Ainsi nous apparaît-il que l’illumination doit être prise en compte en tant que telle. Limitons nous à quelques indications supplémentaires susceptibles de nous aider à préciser son statut.

  

ILLUMINATIONS : REPERES

  1. Rimbaud 

  En ce qui le concerne, comment mieux faire que de renvoyer  à l’article de M. Claude Zissmann, dans ce même numéro de la Revue du Littoral , notamment à ce qu’il souligne concernant les jeux  justement dits «sémantiques», mais aussi à ce que Zissmann nous dit d’une poétique si particulière et de son abandon ?

  Un tel abandon marque, autant que cela puisse l’être, le caractère événementiel de l’illumination [26]. L’illumination est une rupture soudaine, un franchissement où certes un sujet accède à un certain savoir qu’il reçoit comme vrai, mais d’une vérité en attente de sa preuve . Sans ce suspens de la preuve dans l’illumination, comment concevoir qu’on puisse, comme cela se voit parfois, en venir à écarter comme non valide le savoir de l’éblouissante vérité ? Ici Rimbaud radicalise les choses, lui qui devait non pas seulement écarter telle et telle illumination mais renoncer au style même qu’impose l’illumination, autrement dit, à nous en remettre ici à ce que Lacan a pu dire du style, à son objet ?

  Ainsi l’abandon rimbaldien de l’illumination peut-il nous évoquer un autre abandon, celui de l’illumination des anagrammes chez Saussure.

  Porteuse d’un savoir vrai, mais en manque de sa certitude, l’illumination intervient aussi dans le discours scientifique, notamment  là où il invente. Dans l’illumination, le sujet croit détenir la clé. En ce sens, nous ne serons guère étonnés de voir Lacan, dans sa thèse, se dire lui-même, d’une façon proche de celle de sa patiente, habité par telle ou telle illumination[27] - et ceci donne une portée différente de celle qu’on a pu lire à cette référence au siècle des lumières qui fait enseigne aux Ecrits  en leur quatrième de couverture (plusieurs pages de la thèse sont consacrées à Rousseau).

  2. Saussure 

  Donnons sans plus les deux textes, inauguraux et conclusifs, repris de l’étude de Piersens. Tout d’abord l’illumination elle-même :

 

[...]  je puis vous annoncer que je tiens maintenant la victoire sur toute la ligne. J’ai passé deux mois à interroger le monstre, et à n’opérer qu’à tâtons contre lui, mais depuis trois jours je ne marche plus qu’à la grosse artillerie... Tout le phénomène de l’allitération (et aussi des rimes) qu’on remarquait dans le Saturnien, n’est qu’une insignifiante partie d’un phénomène plus général, ou plutôt absolument total  (souligné F.S.).

 

Et maintenant la raison de son abandon :

 

Quand un paragramme apparaît, il semble que ce soit la lumière.

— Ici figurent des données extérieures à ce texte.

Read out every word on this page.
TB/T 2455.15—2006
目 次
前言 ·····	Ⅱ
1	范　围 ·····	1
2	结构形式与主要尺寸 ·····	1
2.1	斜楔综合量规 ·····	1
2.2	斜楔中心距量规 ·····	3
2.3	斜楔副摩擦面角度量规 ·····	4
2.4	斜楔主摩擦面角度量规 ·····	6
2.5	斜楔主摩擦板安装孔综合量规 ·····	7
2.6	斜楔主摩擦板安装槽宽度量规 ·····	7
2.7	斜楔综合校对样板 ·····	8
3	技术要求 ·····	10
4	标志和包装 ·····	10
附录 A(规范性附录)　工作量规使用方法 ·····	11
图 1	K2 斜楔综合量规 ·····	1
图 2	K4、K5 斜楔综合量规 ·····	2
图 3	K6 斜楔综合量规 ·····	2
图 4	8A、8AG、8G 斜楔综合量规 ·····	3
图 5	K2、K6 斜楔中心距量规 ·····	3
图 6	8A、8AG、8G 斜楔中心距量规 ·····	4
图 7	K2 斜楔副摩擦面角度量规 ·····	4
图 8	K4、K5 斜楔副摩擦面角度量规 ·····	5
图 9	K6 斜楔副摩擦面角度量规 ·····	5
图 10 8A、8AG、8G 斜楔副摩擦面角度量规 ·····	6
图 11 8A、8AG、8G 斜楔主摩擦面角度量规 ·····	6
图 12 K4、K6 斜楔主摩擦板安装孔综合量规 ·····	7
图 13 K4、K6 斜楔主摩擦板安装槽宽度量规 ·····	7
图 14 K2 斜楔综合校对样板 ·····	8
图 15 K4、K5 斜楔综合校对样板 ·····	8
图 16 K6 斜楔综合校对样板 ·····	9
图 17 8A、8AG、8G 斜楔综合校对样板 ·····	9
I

Puis quand on voit qu’on peut en ajouter un deuxième, un troisième, un quatrième, c’est alors que, bien loin qu’on se sente soulagé de tous les doutes, on commence à n’avoir plus la même confiance absolue dans le premier : parce qu’on arrive à se demander si on ne pourrait pas trouver en définitive tous les mots possibles dans chaque texte...

  3. Sakharov 

  Quelle étrange chose que ce statut du KGB tel qu’on peut l’appréhender en lisant les Mémoires  de Sakharov[28] ! Approchons-la depuis quelques traits typiques de la sorte de persécution subie par Sakharov.

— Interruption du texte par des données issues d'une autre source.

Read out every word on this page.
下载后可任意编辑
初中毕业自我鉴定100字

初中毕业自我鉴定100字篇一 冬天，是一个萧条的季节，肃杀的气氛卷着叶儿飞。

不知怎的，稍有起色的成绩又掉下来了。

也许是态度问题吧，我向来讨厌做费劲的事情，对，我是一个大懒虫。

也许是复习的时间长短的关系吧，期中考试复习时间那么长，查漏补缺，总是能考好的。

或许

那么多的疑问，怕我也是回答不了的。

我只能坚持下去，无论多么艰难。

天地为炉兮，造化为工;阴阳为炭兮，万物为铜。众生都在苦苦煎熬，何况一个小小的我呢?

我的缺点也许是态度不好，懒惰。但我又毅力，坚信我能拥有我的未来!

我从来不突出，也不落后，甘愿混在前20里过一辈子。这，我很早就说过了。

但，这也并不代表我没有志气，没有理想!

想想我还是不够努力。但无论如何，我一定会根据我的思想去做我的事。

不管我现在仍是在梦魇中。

  Un jour[29], dans un escalier, Sakharov croise le maréchal Nedeline qui avait dirigé, militairement, les opérations de la première explosion thermonucléaire soviétique dont Sakharov avait été le technicien supérieur - cette explosion ayant fait des morts, ce fut le tournant décisif de l’itinéraire de Sakharov, celui à partir duquel il allait s’enfoncer dans l’autopunition pour le reste de ses jours[30], corde sur laquelle la chère Elena Bonner allait tirer jusqu’à plus soif ainsi que l’ont parfaitement vu, d’un imprévisible et certes non recherché commun accord, Soljenitsyne et... le KGB ! Sakharov, alors, s’interroge : Nedeline ne le reconnut-il pas ou fit-il mine de de pas le connaître ? Nedeline lui signifierait-il ainsi qu’il n’était plus membre, lui, Sakharov, de l’establishment ? Mais l’important est ici que Sakharov ne sait pas  répondre aux questions qu’il se pose, et c’est cette absence d’un sens à donner à cet événement du non salut, donc ce maintien de l’énigme comme telle qui prend alors une fonction persécutive.

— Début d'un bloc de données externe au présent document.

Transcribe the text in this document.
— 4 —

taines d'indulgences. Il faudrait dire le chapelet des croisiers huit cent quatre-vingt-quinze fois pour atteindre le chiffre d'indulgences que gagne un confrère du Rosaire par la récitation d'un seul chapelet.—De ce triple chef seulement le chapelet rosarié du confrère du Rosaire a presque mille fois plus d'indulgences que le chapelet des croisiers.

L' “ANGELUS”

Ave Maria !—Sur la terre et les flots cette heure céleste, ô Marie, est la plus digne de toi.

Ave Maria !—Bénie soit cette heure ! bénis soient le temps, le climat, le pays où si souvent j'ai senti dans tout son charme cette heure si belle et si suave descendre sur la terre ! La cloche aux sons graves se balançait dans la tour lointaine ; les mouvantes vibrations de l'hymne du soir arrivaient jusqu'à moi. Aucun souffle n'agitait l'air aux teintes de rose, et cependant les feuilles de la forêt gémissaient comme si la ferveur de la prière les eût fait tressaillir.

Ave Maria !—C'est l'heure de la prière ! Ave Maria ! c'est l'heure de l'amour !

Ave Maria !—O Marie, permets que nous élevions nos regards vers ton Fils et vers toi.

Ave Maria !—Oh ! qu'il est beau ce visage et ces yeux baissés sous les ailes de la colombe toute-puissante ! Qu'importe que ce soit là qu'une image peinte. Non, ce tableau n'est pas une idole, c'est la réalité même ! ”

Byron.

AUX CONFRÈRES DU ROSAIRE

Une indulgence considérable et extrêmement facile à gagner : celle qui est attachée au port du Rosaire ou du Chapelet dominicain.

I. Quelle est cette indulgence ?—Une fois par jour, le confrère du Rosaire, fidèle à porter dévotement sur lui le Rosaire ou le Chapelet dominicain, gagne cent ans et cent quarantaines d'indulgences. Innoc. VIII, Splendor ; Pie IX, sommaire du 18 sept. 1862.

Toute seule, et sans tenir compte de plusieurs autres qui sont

  L’historiole s’éclaire si on la rapporte à une précédente rencontre avec Nedeline, lors du pot où l’on se félicitait du succès de l’explosion : déjà tourneboulé par les conséquences de ses actes, Sakharov osa signifier devant tous son pacifisme, et Nedeline de lui répliquer, mais en parabole , qu’il n’avait qu’à faire son travail et laisser les militaires et les politiques faire le leur. Même si la parabole paraît véhiculer un sens assez clair (celui que je viens de dire), il reste qu’à la différence du rébus elle s’offre à la glose indéfinie laissant ainsi place au suspens du sens qu’indique la question : «Etait-ce bien cela qu’on a voulu dire ?» Comme si qui parle ainsi en paraboles lançait un défi au lieu de son adresse, un «glose toujours, tu m’intéresses, puisque je te persécute en ta glose elle-même».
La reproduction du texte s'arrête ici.